I typically begin to prepare my Sunday homily two to three weeks in advance of actually preaching it. I read over the prescribed readings and the Gospel; pray about them; perhaps read over one or two different commentaries from scripture scholars (a particular favorite of mine is current theologian Dr John Bergsma). I spend a week or more praying about potential ways to make those readings come alive to challenge the hearers to consider some change in their lives to bring them closer to Jesus and/or to be more charitable to their neighbors so they may be more closely aligned with God’s hopes and plans for them. Usually, a week to ten days prior to delivering the homily, I pray again, and sit down to put pen to paper (or more realistically, fingers to keyboard!) My personal experience is that for every minute of preaching time (for me, a homily is typically 10-12 minutes), I spend about one hour in preparation. Ten minutes of preaching involves 10 hours of prayer, study, and crafting of the message!

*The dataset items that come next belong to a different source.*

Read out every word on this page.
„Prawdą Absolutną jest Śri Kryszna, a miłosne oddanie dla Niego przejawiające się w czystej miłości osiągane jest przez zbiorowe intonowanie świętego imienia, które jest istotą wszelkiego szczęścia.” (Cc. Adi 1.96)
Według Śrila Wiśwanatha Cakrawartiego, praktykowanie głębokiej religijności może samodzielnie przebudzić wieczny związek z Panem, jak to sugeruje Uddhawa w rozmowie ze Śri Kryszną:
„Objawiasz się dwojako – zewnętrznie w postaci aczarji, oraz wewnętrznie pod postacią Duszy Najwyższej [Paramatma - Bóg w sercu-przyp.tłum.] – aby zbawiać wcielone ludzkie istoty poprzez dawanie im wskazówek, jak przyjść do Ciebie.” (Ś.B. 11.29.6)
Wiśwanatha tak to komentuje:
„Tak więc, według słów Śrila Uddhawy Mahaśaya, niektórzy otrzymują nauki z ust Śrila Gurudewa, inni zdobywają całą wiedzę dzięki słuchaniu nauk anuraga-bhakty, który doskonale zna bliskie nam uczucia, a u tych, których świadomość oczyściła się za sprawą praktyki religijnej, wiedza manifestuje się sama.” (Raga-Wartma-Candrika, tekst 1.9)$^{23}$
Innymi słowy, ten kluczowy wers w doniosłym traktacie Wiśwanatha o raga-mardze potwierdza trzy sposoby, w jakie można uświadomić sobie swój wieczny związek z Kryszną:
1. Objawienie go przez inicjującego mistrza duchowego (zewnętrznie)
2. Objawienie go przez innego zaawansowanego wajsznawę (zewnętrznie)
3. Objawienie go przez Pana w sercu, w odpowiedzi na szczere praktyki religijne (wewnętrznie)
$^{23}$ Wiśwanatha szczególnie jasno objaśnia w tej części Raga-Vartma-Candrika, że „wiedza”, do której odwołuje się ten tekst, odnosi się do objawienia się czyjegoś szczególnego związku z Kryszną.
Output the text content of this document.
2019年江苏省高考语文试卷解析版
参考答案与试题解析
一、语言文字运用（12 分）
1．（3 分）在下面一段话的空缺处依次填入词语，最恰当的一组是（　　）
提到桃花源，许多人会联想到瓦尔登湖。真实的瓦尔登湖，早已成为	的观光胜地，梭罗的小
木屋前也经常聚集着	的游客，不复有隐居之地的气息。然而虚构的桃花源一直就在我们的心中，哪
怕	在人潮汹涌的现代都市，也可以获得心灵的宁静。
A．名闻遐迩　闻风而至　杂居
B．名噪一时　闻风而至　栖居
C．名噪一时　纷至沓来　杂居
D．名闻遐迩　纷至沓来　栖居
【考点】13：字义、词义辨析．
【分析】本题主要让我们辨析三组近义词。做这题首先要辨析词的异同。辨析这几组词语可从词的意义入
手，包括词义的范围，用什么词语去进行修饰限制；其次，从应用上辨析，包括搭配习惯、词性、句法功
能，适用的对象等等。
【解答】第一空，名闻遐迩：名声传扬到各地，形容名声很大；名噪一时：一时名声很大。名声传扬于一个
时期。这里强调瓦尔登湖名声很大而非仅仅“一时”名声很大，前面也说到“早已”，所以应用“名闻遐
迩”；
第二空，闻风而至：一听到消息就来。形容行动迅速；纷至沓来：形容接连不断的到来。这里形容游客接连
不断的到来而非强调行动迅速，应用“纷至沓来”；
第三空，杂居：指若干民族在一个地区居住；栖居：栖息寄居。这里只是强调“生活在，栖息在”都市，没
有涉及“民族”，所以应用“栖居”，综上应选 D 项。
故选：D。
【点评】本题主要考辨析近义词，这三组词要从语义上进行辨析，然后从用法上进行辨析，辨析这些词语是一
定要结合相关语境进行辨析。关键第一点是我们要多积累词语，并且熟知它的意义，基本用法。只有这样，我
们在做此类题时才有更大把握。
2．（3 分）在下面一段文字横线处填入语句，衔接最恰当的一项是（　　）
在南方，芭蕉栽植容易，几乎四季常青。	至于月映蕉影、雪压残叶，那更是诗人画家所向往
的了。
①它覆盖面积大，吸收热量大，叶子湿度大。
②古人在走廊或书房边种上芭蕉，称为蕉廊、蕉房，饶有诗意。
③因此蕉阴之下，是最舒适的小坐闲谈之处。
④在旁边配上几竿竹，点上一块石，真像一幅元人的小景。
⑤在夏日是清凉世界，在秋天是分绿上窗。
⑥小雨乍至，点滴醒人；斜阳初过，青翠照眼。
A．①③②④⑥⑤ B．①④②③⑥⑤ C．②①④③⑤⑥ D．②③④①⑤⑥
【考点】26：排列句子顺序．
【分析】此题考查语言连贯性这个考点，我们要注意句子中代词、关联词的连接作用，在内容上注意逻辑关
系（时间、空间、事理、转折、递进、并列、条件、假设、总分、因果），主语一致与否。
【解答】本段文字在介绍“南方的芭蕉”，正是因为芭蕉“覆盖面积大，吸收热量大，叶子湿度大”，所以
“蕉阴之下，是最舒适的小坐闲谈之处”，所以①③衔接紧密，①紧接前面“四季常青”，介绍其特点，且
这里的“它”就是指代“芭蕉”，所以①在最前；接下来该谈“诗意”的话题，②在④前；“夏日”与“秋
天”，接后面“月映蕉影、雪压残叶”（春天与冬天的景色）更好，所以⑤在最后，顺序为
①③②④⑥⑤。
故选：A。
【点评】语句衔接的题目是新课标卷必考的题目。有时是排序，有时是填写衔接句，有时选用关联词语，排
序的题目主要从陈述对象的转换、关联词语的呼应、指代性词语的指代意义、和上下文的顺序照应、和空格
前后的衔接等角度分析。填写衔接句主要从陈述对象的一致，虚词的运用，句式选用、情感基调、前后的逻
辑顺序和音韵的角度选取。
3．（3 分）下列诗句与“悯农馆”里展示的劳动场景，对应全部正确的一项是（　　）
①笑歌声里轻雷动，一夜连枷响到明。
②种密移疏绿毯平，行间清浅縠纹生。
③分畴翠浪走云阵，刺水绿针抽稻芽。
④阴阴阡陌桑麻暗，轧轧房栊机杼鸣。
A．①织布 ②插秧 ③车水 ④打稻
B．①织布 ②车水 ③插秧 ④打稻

It is the homilist’s job to put in the work and use the skills and abilities that God has blessed them with, to the best of their ability. A typical Sunday Mass in our parish is an incredibly diverse group of young and old, singles and marrieds, men and women, healthy and hurting, angry or joyful people, all at potentially different stages of their own personal faith journey. The homilist knows that it is the Holy Spirit that will help those in the congregation to hear and act on what God has to say to them at this particular point in their lives. No matter how skillful the homilist is, their principal job is not to entertain (even though a quick personal story or anecdote can help to bring the readings into focus for today’s lives); nor is the Sunday homily the time to present an educational lecture (even though some teaching may occur). The homilist will do his best to relate the day’s readings and Gospel story to the lives of the people who are listening in such a way that people are motivated to make some change, no matter how small, to bring their own lives into a closer alignment with the life that Jesus calls us to!
That’s a lot to ask for in a ten-minute homily! A good homilist is always very interested in hearing your helpful comments; not just “Good homily Deacon or Father,” but specific takeaways that you found helpful (or maybe not so helpful) as you begin to think about the week ahead. Don’t be afraid to give us feedback!